Quantum Query-Space Lower Bounds Using Branching Programs
Debajyoti Bera, Tharrmashastha SAPV
TL;DR
This work introduces the restricted generalized quantum branching program (r-GQBP), a phase-only variant of GQBP, and proves its equivalence to quantum query circuits. Leveraging this equivalence, it derives explicit query-space lower bounds: for Promise-OR, any $(s,L)$-r-GQBP must satisfy $L = \Omega(\frac{n}{\sqrt{s}})$, and for the $(k,k+\delta)$-Hamming decision problem, $L = \Omega(\frac{n}{\delta\sqrt{s}})$; these results extend to non-constant symmetric functions, giving the bound $L^2 s = \Omega(n^2)$ and, via the circuit equivalence, $Q(f) = \Omega(\sqrt{n})$ with $O(\log n)$ qubits. The approaches rely on a hybrid-argument technique and provide an avenue to transfer lower bounds between r-GQBP and quantum-query circuits, contributing to our understanding of quantum query-space resources and potential time-space tradeoffs for quantum computation. The findings suggest that, under sub-logarithmic space, quadratic speedups are unlikely for broad symmetric-function classes, motivating further exploration of width–length tradeoffs and their implications for quantum algorithms and Turing machines.
Abstract
Branching programs are quite popular for studying time-space lower bounds. Bera et al. recently introduced the model of generalized quantum branching program aka.
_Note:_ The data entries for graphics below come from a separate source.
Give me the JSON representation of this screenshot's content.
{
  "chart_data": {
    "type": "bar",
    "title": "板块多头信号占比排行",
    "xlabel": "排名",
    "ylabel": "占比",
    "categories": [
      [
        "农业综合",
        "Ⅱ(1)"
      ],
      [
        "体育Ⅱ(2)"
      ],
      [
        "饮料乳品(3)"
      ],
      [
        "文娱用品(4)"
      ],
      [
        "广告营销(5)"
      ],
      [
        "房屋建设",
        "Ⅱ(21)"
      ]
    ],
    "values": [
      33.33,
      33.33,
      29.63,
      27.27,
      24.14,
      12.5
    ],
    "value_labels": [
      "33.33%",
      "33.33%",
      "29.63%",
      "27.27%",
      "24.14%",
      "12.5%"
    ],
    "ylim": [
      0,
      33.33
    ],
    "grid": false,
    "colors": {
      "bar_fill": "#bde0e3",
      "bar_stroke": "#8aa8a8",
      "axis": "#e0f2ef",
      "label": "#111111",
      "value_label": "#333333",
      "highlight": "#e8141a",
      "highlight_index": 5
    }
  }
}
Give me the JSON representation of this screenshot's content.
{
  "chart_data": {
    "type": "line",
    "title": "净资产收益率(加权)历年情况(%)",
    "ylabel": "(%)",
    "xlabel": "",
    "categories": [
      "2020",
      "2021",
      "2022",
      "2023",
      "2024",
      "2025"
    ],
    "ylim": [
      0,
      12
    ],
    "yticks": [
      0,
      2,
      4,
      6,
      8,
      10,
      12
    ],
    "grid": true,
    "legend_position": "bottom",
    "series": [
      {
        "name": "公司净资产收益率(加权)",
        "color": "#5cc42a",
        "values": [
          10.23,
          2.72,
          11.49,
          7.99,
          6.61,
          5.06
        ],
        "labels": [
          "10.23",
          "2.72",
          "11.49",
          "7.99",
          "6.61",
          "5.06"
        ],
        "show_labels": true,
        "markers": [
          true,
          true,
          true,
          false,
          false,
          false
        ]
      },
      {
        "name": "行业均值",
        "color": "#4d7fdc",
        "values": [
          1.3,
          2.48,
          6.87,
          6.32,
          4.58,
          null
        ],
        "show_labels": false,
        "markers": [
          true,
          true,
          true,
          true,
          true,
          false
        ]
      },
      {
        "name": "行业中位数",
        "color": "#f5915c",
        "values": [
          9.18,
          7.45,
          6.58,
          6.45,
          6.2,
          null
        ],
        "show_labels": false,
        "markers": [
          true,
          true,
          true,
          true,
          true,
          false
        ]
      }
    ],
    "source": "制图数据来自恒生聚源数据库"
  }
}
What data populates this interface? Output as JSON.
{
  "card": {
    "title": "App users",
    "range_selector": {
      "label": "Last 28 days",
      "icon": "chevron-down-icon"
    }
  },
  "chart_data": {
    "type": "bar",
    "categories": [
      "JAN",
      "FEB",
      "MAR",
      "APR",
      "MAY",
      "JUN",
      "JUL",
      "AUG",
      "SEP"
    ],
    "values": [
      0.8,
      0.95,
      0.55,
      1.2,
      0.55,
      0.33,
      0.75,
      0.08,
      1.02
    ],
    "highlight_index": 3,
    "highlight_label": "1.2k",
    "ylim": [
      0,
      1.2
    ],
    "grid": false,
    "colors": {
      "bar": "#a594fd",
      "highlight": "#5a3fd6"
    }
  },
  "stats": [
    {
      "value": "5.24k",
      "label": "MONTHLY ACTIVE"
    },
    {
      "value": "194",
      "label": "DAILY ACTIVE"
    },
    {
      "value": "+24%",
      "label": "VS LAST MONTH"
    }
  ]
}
GQBP that generalized two earlier models of quantum branching programs. In this work we study a restricted version of GQBP with the motivation of proving bounds on the query-space requirement of quantum-query circuits. We show the first explicit query-space lower bound for our restricted version. We prove that the well-studied OR$_n$ decision problem, given a promise that at most one position of an $n$-sized Boolean array is a 1, satisfies the bound $Q^2 s = Ω(n^2)$, where $Q$ denotes the number of queries and $s$ denotes the width of the GQBP. We then generalize the problem to show that the same bound holds for deciding between two strings with a constant Hamming distance; this gives us query-space lower bounds on problems such as Parity and Majority. Our results produce an alternative proof of the $Ω(\sqrt{n})$-lower bound on the query complexity of any non-constant symmetric Boolean function.